Joel Keller of TV Squad gave the episode a positive review and also stated "the sequence of mishaps in the car as they overlook the city reminds viewers how this show excels at physical comedy". He also complemented the series for not featuring a big guest star for the season premiere writing that it is "always the sign of a quality show".

The A.V. Club reviewer Donna Bowman, praised the sequence of mishaps in the Dunphy's car stating "That’s all I need to be confident that season two could be as good as the show’s critical reputation would have us believe" despite being worried it would go through a sophomore slump. She ultimately gave the episode an A− while readers gave the episode a B.

Samantha Zalaznick of The Huffington Post named Phil the best character of the episode and also stated "The Dunphys were definitely the highlight of this episode".

Lesley Savage of Entertainment Weekly praised the episode for its character development. She also praised the subtle humor of the episode, particularly the scene featuring Cameron reading a tabloid magazine to Lily.

James Poniewozik of Time called it a "relief" to watch the episode after multiple negative reviews of other fall shows. Despite this, he criticized the last minute of the episode saying "It's not necessary under any circumstances, but least of all when the episode's theme was already as subtle as a dangerously wielded power tool."

Matt Roush called it a "wonderful season opener".

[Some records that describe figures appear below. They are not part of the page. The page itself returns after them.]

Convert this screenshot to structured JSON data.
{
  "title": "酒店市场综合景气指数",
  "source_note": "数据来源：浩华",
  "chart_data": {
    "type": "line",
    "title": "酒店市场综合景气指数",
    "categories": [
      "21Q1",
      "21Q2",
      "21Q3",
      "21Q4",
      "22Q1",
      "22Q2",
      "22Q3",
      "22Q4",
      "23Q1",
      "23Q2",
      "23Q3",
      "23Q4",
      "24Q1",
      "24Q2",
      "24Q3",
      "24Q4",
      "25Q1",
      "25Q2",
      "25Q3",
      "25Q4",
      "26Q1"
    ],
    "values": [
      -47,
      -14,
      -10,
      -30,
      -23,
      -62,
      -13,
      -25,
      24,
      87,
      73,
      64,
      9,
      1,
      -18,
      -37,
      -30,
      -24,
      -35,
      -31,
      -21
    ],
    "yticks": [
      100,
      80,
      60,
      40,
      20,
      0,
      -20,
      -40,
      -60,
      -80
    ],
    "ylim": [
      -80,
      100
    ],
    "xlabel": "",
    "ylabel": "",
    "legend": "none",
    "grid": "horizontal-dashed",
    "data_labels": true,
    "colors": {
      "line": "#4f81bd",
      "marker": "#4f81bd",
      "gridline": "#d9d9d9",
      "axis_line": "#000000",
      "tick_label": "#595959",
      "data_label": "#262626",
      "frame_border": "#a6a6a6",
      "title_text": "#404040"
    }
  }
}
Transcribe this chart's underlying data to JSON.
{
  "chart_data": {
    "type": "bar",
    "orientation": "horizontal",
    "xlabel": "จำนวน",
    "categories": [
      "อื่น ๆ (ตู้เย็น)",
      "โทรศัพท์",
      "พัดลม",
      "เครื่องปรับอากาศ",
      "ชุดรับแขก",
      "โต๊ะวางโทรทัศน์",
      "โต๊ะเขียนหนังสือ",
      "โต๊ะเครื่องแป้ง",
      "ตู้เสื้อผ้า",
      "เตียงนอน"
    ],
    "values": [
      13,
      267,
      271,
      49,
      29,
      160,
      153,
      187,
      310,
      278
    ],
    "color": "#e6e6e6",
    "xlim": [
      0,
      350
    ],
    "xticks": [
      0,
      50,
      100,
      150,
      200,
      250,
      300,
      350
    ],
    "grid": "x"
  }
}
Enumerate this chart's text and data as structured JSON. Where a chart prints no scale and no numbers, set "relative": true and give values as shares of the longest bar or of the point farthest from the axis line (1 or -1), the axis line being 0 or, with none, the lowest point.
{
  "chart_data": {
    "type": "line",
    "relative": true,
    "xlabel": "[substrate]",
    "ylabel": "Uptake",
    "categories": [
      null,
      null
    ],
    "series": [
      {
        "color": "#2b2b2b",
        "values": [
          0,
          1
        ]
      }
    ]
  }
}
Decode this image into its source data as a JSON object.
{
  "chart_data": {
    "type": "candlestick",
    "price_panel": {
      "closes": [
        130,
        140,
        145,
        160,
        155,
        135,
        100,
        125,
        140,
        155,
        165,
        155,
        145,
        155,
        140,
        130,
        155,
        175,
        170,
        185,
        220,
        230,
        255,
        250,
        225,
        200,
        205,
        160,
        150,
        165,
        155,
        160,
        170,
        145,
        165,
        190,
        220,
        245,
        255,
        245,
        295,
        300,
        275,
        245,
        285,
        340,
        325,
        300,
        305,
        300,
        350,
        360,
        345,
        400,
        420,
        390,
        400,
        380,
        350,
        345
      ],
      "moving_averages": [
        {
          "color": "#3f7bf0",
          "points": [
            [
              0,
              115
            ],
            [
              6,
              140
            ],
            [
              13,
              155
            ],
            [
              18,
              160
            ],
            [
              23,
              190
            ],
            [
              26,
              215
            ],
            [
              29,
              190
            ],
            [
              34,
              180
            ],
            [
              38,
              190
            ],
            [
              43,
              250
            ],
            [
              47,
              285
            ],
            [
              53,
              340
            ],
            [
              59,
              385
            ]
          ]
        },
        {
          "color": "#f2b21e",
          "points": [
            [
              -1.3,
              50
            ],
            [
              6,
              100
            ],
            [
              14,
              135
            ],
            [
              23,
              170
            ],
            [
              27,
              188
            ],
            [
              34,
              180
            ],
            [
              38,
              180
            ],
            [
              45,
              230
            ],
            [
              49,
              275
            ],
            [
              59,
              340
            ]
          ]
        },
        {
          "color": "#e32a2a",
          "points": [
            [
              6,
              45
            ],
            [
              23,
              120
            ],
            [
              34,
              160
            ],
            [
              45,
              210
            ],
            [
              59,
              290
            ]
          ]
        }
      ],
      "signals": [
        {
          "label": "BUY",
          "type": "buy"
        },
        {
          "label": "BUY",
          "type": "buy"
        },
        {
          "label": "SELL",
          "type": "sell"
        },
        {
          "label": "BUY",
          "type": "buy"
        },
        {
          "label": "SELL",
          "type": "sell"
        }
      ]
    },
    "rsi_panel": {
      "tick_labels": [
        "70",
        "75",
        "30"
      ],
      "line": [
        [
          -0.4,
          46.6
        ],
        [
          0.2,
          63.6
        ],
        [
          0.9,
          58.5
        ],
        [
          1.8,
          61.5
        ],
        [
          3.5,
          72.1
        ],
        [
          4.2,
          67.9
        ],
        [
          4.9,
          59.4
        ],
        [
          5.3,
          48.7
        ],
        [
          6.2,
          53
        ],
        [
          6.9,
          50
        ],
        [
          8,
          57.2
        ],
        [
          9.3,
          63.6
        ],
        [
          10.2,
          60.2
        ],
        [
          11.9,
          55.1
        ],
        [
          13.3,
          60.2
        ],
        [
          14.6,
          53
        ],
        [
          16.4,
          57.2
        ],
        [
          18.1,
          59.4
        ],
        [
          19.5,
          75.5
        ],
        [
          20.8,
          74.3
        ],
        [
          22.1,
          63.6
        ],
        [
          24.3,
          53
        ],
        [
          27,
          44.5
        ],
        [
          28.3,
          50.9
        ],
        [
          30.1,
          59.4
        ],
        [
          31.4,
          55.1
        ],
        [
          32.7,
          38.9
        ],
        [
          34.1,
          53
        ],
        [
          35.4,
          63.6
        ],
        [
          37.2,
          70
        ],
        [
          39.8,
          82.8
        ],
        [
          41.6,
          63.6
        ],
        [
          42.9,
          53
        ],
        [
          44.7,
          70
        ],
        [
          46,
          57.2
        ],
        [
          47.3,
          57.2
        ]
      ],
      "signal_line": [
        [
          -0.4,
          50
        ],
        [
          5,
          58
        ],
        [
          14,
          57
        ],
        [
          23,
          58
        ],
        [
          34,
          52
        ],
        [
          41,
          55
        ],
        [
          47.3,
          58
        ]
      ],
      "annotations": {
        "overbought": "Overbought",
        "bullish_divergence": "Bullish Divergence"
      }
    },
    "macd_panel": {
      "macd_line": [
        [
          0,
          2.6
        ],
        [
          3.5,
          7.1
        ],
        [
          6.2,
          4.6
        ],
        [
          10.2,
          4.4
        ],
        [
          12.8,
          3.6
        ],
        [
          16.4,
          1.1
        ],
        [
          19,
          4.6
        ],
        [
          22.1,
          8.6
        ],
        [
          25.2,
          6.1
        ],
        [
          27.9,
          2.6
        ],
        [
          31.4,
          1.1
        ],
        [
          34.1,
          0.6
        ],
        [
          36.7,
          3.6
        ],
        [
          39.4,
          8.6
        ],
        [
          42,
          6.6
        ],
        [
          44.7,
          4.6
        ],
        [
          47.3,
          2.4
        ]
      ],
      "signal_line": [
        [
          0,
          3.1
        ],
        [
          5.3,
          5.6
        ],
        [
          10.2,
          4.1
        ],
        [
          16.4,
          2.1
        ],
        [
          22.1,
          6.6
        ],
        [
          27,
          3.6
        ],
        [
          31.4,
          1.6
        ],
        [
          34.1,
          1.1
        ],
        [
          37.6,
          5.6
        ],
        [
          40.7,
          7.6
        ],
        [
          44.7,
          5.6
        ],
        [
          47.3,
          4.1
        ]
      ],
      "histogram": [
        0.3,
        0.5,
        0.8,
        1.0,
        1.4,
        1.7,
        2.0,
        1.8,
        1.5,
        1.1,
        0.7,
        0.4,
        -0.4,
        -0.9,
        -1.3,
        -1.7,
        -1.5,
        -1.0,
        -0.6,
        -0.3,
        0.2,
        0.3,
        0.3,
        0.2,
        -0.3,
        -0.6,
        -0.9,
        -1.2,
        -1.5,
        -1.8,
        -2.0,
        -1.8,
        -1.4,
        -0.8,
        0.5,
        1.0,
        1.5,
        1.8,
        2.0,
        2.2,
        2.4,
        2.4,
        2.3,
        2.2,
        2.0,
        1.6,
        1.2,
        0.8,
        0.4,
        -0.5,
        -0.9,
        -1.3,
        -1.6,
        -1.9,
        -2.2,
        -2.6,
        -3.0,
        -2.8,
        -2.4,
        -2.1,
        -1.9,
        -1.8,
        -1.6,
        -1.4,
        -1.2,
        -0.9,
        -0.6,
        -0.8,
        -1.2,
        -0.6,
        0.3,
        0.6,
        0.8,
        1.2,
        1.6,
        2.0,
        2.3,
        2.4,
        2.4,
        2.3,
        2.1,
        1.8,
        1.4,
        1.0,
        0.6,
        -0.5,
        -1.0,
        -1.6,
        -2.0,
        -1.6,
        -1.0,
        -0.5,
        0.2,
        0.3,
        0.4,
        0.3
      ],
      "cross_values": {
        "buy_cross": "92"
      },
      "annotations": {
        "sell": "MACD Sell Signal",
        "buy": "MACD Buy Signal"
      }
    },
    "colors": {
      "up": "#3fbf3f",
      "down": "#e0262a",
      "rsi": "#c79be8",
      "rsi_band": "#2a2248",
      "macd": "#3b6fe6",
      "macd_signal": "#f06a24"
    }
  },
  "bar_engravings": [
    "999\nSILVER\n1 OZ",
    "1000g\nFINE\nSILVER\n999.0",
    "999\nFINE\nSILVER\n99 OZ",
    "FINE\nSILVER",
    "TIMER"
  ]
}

Not all reviews were positive. HitFix reviewer Alan Sepinwall, was mixed towards the episode and criticized it for being a " refresher course on who these people are and what the show is". Despite this, he said the episode was still funny and called it a great episode for Sofia Vergara. Several comments on a Los Angeles Times forum, gave the episode a mixed review comments ranging from "Great" to "disappointing".